Thanks for any ideas you might have!


----------



## powermac (Apr 13, 2006)

I am not sure if I am going to be a real help to you or not. I will try. 
Have you attempted a hard reset? 

A hard reset removes current settings from the base station. You must then connect to the base station using the AirPort Admin Utility and upload AirPort 2.0 or later software to return the base station to its default settings. A base station in a hard reset mode is only accessible through the LAN port, not via wireless connections.
______________________________
To perform a hard reset:
Unplug the power adapter.
Press and hold the reset button.
Plug in the power adapter.
Release the reset button after at least two seconds total have elapsed (including the time required to plug in the power adapter while keeping the reset button depressed).

The middle LED blinks at a rate of once every second while in hard reset mode.
---------------------------------------------
This should totally wipe out any settings you have, and return the Base Station to the default settings from the factory.
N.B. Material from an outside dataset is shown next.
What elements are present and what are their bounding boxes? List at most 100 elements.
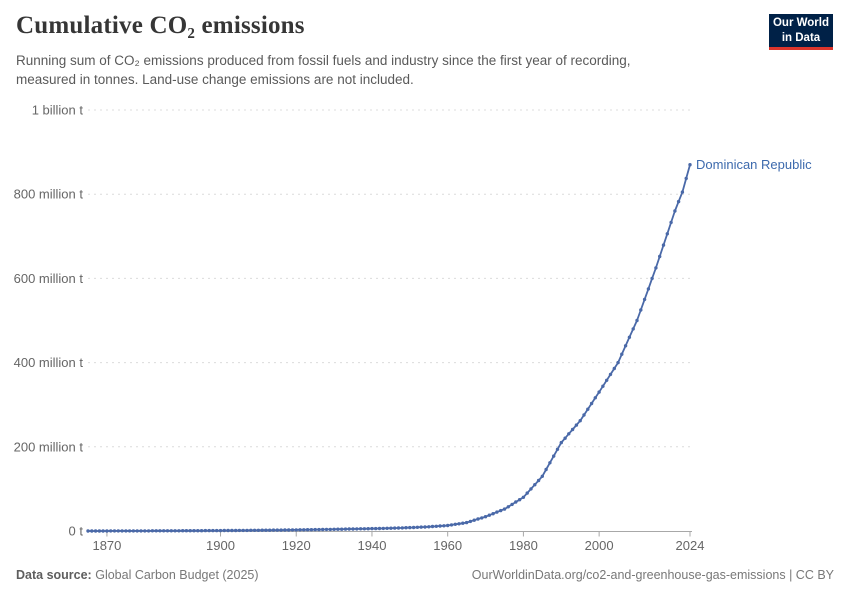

Give this a try, if you have not all ready done so. 

This link may be help as well, if you are able to reset the base station, and need to load the current software: 
http://docs.info.apple.com/article.html?artnum=106685


----------



## jh2112 (Apr 13, 2006)

My Airport Express does this. The only solution is to perform a 'hard' reset and set it up again.


----------



## Branchu (Apr 14, 2006)

Thanks. This was helpful. I did the hard reset, and also updated the firmware. It solved my problems in so far as I can now access the internet through my airport extreme base station, but the same problem persists of my not being see any base station through the airport admin utility.



			
				powermac said:
			
		

> I am not sure if I am going to be a real help to you or not. I will try.
> Have you attempted a hard reset?
> 
> A hard reset removes current settings from the base station. You must then connect to the base station using the AirPort Admin Utility and upload AirPort 2.0 or later software to return the base station to its default settings. A base station in a hard reset mode is only accessible through the LAN port, not via wireless connections.
> ...


----------